Магда запнулась. Я понял, что она хотела сказать о завещании.
— Он не мог простить матери ее брак.
— Дело не только в этом. Он давно примирился с браком, но из-за упрямства не мог проявить свои чувства.
Эта женщина моложе меня, относилась ко мне с такой теплой заботливостью, будто действительно была родной тетушкой… Я вспомнил слова Апостолоса Мелахриноса. Как отличался образ Магды Констас, представленный им, от этой женщины. Но какая из них настоящая?!
— Вы, конечно, узнали подробности о смерти, — сказала Магда.
— Да. Я сегодня встретился со своим адвокатом.
В детских глазах появились искорки злости.
— Вы беседовали с Апостолосом Мелахриносом?
— Сегодня утром.
— Представляю, что он говорил…
— Мы обсуждали только детали, относящиеся к завещанию.
— Только ли?
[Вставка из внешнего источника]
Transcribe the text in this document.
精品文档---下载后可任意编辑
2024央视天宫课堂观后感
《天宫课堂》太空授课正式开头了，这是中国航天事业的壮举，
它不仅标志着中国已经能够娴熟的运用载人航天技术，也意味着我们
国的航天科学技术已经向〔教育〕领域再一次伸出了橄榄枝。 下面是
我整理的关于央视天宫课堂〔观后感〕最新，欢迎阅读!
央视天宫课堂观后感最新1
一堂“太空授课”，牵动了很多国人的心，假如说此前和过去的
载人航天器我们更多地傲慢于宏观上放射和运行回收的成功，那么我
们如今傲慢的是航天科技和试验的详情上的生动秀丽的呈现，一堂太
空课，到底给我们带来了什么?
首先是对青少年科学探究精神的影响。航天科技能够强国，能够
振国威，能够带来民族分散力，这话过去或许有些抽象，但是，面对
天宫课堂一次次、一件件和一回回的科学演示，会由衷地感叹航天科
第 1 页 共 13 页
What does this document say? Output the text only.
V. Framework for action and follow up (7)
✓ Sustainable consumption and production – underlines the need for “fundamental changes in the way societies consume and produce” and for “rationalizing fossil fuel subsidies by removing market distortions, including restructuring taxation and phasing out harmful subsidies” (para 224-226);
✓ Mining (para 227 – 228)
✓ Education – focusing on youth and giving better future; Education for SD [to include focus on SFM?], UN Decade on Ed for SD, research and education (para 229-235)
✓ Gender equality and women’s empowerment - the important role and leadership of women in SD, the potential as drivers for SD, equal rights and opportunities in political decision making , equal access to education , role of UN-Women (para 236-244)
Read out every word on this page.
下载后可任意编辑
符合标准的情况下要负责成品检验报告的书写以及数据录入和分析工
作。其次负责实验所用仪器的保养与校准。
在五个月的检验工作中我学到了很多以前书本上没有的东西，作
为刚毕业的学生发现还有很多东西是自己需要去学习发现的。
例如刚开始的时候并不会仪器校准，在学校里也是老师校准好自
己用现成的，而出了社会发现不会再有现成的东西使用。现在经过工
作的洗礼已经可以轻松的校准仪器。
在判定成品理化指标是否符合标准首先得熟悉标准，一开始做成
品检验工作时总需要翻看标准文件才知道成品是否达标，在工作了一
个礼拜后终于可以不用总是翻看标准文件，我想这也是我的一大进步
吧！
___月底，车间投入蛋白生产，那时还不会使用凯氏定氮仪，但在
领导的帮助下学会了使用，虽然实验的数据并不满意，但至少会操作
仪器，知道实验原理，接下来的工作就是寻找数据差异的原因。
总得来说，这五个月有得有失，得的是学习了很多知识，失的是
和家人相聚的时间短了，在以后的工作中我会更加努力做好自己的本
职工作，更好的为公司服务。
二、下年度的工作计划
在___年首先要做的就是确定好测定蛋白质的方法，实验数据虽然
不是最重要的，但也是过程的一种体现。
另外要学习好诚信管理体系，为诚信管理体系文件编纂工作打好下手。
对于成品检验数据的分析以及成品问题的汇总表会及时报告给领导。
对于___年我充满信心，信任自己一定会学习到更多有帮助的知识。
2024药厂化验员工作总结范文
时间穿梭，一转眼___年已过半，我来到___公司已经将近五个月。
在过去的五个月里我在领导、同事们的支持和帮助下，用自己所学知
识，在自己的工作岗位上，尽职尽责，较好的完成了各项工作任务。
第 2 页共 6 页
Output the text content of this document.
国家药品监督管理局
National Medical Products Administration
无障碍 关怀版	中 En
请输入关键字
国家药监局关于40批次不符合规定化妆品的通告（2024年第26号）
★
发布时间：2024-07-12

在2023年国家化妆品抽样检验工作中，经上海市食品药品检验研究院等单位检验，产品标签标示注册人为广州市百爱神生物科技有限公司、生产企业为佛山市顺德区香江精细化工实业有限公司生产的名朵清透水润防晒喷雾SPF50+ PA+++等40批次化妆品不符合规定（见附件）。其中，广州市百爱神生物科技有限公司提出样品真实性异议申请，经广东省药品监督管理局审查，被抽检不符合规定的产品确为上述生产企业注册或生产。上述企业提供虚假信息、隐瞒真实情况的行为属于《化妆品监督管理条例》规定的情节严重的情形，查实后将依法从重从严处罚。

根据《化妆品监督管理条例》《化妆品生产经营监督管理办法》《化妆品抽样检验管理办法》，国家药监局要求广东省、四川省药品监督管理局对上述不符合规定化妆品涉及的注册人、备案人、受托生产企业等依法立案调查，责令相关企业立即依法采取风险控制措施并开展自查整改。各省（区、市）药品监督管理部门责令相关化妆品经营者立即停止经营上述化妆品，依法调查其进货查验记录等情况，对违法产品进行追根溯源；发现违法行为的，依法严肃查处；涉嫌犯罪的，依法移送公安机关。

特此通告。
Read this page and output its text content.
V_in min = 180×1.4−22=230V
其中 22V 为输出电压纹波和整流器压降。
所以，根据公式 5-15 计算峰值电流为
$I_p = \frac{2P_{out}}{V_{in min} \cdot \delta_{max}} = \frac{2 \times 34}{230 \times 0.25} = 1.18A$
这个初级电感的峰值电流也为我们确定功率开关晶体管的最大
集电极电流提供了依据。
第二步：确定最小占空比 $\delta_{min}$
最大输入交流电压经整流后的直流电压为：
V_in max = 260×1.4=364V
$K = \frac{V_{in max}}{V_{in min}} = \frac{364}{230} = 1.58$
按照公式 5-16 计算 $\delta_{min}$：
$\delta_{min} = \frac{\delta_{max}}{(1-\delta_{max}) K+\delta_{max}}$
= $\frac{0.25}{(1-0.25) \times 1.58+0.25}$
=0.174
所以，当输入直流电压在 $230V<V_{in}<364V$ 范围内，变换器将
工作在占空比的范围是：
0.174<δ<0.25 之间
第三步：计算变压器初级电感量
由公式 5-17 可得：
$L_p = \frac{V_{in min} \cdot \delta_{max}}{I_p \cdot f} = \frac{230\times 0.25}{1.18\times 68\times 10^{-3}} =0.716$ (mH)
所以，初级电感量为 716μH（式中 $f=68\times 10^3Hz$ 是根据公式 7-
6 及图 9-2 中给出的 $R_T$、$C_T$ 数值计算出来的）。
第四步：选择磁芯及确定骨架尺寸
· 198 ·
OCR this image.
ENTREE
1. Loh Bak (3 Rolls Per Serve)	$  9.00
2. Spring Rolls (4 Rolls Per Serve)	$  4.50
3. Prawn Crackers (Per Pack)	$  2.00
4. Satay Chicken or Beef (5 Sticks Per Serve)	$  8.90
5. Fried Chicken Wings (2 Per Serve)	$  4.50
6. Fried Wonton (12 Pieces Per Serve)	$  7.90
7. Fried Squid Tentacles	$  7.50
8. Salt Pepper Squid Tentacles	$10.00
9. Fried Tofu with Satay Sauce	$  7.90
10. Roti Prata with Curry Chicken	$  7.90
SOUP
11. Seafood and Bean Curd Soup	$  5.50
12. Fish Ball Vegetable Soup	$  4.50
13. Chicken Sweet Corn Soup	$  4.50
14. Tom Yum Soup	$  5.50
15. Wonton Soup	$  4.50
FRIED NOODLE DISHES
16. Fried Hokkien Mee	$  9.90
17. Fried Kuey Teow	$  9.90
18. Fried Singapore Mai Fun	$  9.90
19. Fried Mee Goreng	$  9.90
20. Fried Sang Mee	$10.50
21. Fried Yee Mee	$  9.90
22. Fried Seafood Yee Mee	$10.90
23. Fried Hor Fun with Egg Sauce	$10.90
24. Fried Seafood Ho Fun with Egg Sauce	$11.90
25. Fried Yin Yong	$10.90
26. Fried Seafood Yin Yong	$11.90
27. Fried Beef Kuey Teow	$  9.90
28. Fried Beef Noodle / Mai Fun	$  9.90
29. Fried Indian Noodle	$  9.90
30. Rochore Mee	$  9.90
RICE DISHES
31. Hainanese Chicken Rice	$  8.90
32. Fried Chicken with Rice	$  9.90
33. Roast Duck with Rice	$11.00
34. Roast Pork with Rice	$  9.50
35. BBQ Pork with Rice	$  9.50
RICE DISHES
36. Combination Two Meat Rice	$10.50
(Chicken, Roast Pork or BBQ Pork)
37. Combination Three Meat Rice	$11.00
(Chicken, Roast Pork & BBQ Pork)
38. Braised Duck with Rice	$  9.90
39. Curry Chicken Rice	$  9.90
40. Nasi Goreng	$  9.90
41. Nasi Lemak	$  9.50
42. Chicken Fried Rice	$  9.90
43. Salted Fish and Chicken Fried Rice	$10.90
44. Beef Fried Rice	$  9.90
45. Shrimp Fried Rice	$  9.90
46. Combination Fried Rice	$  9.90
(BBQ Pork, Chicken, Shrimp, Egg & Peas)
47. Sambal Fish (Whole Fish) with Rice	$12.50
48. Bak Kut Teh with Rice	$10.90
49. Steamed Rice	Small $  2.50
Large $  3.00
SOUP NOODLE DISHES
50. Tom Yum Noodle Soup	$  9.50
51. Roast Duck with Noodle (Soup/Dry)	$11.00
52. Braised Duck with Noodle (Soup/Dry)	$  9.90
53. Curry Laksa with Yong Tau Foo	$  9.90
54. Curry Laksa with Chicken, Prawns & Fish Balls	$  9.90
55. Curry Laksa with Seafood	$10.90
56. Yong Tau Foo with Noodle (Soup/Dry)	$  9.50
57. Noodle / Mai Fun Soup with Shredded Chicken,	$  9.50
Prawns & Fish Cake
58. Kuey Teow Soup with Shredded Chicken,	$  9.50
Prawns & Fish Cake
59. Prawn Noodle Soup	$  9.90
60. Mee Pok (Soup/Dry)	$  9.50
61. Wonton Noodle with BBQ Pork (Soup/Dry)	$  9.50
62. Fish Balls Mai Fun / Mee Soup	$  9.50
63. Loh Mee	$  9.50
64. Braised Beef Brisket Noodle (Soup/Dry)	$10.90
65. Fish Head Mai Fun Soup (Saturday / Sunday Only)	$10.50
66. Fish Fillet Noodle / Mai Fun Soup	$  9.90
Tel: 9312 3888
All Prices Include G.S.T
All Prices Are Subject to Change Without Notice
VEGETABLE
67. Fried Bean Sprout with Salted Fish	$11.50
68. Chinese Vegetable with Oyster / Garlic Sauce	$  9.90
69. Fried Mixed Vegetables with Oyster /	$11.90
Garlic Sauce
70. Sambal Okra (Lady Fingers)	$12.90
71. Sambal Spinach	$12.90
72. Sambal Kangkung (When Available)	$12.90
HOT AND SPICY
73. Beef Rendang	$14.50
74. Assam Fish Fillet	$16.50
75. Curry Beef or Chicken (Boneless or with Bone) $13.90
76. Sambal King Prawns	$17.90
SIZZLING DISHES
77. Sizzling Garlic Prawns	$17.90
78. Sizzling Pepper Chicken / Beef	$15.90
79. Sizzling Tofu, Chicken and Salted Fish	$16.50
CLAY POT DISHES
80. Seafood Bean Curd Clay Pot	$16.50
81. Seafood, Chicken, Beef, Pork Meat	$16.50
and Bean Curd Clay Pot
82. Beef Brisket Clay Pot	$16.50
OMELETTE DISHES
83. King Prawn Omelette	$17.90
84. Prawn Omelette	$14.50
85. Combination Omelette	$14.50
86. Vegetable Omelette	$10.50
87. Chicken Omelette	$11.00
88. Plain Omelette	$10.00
Этот человек меня ненавидит, преследует своей ненавистью. Если бы только знали, что он посмел говорить обо мне…
Я знал. Но разумеется, ничего не сказал.
— Почему он ненавидит вас? — спросил я несколько погодя, — он же всегда был добрым другом дядюшки.
— Так думал и мой супруг. Но разве может быть искренним другом тот, кто посягает на его жену?.
Ответ меня ошеломил. Апостолос Мелахринос, человек столь серьезный, да в его возрасте…
— Вы хотите сказать…
— Я хочу сказать, что вас не было в Афинах долгое время и вы всего не можете знать. Не будем об этом говорить… Расскажите лучше о себе.
Я чувствовал, как поддаюсь ее очарованию.
Но нужно действовать. Эта женщина, возможно, изменяла мужу. А может быть, его и убила. С уязвленной гордостью она рассказывала о недостойном поведении Апостолоса Мелахриноса. А именно: он был человеком, считающим ее виновной, человеком, любящим своего друга и не простившим его смерть.
Я рассказал кое-что О своих путешествиях.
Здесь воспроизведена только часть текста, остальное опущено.